Parlando con le alte cariche dello stato al Quirinale, il presidente definisce il Parlamento "compresso", denunciando l’uso di "fiducie e maxiemendamenti". Invitando, infine, "alla più larga condivisione, strada maestra per realizzare le riforme istituzionali, strada percorribile". Cosa non facile, però. Soprattutto oggi: "Il clima non è ancora favorevole. Proprio per questo è necessario fermare il degenerare della violenza e nessuno si deve sottrarre". Ricorda l’aggressione a Berlusconi, Napolitano. Definendola "un fatto assai grave, di abnorme inconsulta violenza, che ha costituito motivo non solo di profondo turbamento ma anche di possibile (ne abbiamo visto i primi segni) ripensamento collettivo".
Certo Napolitano non sottovaluta l’esasperazione che segna il mondo della politica ("una conflittualità che va ben oltre il tasso fisiologico delle democrazie mature"), ma sottoliena come l’Italia non sia "un paese ’diviso su tutto. Stiamo attenti a non lacerare quel fondo di tessuto unitario vitale e condizione essenziale per affrontare i problemi".
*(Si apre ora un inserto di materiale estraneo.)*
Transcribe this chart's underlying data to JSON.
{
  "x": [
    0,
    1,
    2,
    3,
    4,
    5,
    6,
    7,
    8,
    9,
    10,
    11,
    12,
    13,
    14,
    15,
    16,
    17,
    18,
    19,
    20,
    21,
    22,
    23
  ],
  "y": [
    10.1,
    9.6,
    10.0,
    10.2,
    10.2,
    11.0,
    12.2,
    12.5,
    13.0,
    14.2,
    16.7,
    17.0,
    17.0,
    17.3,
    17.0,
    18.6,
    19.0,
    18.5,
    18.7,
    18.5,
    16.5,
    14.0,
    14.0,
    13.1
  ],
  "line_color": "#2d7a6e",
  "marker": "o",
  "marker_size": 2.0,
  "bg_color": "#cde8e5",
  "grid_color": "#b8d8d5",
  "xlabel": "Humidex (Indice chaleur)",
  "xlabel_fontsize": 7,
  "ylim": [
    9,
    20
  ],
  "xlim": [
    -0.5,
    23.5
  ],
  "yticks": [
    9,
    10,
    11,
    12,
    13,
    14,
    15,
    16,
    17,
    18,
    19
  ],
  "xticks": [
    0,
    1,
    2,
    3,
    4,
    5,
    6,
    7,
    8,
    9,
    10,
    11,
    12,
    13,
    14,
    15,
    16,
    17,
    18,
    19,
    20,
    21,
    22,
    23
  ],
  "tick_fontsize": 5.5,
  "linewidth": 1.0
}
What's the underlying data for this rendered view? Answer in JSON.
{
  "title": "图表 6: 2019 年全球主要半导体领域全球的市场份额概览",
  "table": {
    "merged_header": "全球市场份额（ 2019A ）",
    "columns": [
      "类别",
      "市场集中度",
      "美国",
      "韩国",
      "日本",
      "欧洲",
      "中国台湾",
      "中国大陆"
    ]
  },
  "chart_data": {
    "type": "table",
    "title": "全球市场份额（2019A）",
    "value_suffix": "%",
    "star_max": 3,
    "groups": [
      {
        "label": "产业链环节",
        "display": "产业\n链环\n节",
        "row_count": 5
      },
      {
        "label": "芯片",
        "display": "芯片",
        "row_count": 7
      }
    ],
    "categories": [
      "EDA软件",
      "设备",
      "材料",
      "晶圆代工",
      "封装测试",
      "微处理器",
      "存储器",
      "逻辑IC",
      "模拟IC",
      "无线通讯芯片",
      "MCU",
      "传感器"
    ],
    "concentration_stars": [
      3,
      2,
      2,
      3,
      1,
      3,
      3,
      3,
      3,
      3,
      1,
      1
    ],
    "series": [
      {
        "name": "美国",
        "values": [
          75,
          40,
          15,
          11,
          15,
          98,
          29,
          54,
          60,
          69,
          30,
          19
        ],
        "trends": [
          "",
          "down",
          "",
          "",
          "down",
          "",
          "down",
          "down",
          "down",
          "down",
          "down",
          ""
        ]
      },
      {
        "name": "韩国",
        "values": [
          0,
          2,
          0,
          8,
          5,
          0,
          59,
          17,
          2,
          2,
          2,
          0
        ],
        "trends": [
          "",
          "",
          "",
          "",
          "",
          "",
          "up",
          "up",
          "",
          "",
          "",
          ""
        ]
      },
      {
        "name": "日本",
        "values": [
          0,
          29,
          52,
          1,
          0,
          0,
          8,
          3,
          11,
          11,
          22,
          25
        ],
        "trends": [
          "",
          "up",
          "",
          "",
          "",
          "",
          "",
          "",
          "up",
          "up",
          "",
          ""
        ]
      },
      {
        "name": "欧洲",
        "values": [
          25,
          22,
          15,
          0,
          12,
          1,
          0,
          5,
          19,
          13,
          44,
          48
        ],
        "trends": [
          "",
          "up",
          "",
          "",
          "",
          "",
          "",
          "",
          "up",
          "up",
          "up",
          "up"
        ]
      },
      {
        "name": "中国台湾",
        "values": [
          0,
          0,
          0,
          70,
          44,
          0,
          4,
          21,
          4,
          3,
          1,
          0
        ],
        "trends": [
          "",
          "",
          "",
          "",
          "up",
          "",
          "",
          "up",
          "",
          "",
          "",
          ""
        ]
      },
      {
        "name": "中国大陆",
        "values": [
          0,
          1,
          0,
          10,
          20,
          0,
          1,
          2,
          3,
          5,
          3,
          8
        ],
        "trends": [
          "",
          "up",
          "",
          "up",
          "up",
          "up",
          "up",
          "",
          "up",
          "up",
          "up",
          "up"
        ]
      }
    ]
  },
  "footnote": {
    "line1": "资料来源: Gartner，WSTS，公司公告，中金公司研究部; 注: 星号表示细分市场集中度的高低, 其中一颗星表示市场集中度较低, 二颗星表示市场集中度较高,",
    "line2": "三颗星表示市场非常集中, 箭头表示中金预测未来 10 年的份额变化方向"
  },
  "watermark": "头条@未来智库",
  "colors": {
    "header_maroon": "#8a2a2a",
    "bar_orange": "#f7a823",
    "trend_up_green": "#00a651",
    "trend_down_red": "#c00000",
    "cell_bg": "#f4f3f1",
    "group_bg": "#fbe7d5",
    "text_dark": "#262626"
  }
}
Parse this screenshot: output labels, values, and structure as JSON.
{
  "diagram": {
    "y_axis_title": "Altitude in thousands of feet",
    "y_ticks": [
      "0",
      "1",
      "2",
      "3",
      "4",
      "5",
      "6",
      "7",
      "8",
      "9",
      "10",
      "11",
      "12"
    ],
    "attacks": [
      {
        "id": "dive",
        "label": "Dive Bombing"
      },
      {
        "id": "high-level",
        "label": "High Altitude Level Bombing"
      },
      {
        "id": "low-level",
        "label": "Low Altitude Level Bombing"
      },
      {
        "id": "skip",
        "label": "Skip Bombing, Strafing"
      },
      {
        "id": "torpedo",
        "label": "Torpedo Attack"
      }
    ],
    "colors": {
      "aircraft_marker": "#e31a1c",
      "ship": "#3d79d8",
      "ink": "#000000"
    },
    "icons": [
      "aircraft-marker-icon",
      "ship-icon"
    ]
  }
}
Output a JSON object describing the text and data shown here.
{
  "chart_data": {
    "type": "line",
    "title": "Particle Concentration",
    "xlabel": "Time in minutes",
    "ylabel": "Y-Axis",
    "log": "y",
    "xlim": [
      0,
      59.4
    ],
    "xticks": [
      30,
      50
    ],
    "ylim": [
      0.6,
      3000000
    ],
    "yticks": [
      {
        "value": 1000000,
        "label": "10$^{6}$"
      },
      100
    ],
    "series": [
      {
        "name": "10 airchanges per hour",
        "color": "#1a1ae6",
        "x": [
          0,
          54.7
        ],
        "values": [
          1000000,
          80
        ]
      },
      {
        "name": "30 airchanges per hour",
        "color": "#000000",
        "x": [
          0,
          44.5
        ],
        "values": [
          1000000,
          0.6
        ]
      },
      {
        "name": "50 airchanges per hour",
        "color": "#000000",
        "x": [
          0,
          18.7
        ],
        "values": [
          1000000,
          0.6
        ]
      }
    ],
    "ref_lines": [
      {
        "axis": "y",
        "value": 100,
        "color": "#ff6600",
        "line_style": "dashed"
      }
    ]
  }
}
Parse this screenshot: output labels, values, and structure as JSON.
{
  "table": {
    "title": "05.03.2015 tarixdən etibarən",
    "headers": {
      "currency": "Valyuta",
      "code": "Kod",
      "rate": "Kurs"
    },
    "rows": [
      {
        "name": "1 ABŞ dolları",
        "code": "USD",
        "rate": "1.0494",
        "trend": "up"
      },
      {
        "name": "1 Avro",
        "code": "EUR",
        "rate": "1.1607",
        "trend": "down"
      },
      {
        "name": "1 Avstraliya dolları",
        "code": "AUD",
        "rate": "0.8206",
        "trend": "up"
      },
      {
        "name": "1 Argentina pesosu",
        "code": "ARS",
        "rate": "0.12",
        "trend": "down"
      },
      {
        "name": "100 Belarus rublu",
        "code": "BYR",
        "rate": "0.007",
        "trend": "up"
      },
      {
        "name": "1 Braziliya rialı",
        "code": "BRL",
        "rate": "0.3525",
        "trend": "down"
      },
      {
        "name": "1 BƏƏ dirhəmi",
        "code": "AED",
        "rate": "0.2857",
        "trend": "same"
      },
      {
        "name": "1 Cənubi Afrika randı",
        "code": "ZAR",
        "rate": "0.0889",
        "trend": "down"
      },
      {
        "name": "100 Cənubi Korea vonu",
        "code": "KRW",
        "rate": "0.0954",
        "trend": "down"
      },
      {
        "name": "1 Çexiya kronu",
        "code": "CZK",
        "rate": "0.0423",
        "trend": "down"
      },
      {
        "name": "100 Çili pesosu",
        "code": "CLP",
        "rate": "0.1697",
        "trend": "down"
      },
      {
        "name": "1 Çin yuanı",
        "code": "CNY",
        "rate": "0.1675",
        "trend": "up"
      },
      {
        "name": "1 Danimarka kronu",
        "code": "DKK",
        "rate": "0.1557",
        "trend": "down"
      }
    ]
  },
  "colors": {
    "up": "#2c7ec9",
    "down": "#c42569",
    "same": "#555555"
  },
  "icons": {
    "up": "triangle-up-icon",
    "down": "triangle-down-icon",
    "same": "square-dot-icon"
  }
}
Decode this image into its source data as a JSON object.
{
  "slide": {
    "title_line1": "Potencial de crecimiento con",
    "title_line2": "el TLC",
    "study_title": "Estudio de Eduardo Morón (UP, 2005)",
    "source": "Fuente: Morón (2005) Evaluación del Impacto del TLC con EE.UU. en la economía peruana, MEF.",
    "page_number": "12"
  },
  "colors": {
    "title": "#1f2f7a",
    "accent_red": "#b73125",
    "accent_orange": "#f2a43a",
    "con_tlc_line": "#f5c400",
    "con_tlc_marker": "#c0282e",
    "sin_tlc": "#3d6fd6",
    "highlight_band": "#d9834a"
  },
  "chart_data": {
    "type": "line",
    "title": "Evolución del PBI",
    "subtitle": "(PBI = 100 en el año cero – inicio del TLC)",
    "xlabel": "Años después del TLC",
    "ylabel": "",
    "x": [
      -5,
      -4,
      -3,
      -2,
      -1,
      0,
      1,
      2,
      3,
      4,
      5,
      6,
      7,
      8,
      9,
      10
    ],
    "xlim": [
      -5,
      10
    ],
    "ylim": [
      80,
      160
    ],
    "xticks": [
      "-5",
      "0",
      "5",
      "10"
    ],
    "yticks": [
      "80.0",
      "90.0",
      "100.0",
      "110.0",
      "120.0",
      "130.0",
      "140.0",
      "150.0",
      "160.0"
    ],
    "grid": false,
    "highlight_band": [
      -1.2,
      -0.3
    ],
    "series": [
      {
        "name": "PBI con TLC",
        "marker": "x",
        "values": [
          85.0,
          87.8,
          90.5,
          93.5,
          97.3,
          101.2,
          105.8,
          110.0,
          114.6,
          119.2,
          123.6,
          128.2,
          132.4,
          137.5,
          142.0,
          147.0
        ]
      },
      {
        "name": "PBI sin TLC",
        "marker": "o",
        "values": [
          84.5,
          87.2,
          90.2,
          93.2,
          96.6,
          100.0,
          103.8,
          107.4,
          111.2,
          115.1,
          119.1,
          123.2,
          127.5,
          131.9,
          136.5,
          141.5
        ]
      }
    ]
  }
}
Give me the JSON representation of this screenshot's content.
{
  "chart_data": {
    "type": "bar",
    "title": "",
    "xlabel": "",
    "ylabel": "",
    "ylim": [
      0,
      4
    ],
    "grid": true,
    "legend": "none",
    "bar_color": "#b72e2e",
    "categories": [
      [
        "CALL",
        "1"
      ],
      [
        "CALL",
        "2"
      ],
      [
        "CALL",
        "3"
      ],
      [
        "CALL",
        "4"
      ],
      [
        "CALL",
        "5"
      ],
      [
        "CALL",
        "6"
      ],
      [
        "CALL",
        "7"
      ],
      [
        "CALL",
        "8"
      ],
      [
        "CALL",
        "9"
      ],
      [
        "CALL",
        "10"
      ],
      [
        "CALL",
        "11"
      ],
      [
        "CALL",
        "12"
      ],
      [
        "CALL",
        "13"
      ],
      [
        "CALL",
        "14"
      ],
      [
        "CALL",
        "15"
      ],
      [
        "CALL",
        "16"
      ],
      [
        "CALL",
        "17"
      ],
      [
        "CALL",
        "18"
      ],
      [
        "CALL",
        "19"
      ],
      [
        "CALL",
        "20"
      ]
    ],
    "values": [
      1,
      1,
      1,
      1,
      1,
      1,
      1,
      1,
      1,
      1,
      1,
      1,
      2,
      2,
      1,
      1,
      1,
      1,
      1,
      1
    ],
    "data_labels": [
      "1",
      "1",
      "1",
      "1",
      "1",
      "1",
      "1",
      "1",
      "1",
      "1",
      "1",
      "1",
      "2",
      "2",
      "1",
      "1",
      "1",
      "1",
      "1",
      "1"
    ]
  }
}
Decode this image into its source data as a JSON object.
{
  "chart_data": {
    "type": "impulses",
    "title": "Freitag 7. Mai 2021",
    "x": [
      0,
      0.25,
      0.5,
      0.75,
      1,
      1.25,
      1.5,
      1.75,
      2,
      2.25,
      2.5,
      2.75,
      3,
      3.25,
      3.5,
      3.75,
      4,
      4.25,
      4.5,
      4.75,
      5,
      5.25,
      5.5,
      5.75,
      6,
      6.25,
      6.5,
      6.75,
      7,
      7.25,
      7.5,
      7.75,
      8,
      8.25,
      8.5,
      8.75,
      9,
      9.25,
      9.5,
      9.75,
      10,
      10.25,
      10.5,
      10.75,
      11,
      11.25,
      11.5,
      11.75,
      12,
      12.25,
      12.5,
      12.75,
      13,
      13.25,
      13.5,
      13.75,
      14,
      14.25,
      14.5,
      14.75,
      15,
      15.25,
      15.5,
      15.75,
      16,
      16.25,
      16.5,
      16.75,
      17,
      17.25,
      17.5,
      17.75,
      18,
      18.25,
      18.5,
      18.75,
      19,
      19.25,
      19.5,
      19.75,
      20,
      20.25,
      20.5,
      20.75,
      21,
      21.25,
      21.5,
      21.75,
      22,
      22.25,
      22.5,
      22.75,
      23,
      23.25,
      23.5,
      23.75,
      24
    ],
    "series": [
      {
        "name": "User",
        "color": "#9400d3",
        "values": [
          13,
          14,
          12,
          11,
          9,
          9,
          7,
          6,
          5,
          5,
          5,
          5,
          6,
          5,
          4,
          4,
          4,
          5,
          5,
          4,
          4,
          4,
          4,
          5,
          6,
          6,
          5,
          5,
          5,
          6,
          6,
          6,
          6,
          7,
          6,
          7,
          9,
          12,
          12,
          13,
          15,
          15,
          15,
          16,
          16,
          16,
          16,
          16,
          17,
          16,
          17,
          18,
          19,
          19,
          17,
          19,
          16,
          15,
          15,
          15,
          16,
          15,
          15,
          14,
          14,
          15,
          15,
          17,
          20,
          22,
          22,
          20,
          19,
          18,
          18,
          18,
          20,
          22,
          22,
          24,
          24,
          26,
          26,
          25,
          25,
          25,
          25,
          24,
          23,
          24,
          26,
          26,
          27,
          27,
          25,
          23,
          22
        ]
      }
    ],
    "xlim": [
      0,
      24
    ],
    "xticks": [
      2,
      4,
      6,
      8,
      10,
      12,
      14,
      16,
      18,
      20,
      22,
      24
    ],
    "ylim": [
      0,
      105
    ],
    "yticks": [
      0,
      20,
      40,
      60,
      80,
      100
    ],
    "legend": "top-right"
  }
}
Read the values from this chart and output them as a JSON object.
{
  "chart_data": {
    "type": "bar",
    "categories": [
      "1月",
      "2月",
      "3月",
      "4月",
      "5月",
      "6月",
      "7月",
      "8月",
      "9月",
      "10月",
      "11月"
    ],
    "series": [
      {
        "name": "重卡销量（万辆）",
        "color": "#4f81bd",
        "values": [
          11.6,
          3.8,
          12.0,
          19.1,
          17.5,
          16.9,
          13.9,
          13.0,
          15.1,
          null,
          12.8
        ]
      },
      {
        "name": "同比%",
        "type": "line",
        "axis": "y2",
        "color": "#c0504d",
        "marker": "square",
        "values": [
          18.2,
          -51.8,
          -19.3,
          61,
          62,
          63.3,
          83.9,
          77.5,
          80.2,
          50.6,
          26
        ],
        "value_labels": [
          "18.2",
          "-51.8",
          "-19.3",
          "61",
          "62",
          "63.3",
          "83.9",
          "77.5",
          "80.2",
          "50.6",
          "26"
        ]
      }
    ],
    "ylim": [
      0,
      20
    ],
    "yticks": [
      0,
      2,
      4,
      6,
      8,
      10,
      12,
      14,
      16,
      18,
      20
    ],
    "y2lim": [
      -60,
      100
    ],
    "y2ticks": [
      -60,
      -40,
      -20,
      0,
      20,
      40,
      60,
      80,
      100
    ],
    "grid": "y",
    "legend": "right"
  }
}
Il Capo dello Stato ribandisce poi l’importanza del mantenimento degli impegni assunti, a cominciare da quello della guerra in Afghanistan: non si tratta infatti di "una missione o una guerra americana, ma un impegno della comunità internazionale e dell’Onu con l’unico scopo di proteggere il mondo dal terrorismo internazionale". "Per quanto serie siano le difficoltà di carattere finanziario non possiamo in nessun modo venir meno agli impegni presi - spiega il presidente - perché il ruolo che l’Italia svolge è fondamentale per la sua reputazione internazionale".